The same thing can be said about what’s potentially happening in the bladder. So, we know you can see sometimes blood in the urine even with the naked eye, you get enough blood that you see the blood in the urine, so imagine what the lining of the bladder looks like if it was bleeding. So, you get rid of the infection, but it doesn’t mean that all of the healing in the bladder has completely taken place. So, to see a little bit of blood in the urine, not with the naked eye, but microscopically, to see a little bit of blood on your test is not so surprising. So, when I see people who do a UA dip in the office like a week later after they put them on five days of antibiotics, and they have them come in on day seven, eight, nine, ten, and they see there’s a little bit of blood, ‘We’re giving you another course of antibiotics,’ there’s no rationale for that, no. Also, the SUFU/AUA guidelines do not recommend a test-of-cure if the patient is without symptoms. They’ve responded to the antibiotics. They’ve responded. If they haven’t, and the antibiotics weren’t sufficient or something is going on, they’re going to have their symptoms come back.”
- Q: What do you do for those patients who are in the office every other week with culture-proven UTIs with symptoms?
A:
“That implies they have a urinary tract infection, a urine culture that shows greater than 100 thousand of an isolated organism, you provided them with the correct antibiotic as you had that urine culture sensitivities, they hopefully feel better, but then they come back because they have another one. That’s the scenario that I talked about a little bit earlier to say, ‘There’s something going on behind the scenes that is not being identified.’

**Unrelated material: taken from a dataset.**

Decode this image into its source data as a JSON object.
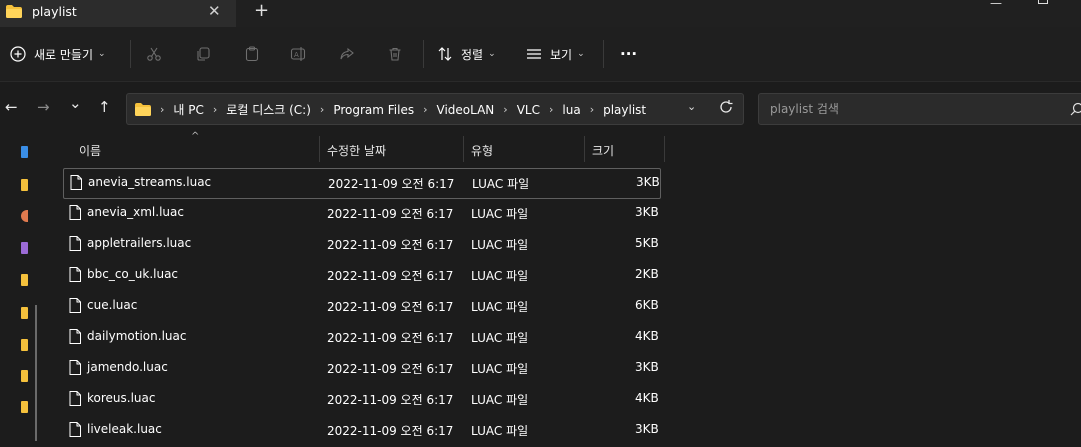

Meaning, it’s not just simple cystitis. They either have a big bladder stone in the bladder, maybe they have a big stone in the kidney, maybe they have a urethral diverticulum, maybe they have a large diverticulum in the bladder that’s housing urine and causing it to get infected, maybe they have a fistula. There’s something else that’s going on behind the scenes that’s not yet recognized. They need a full urological evaluation to include upper-tract imaging as well as a cystoscopy of the bladder.”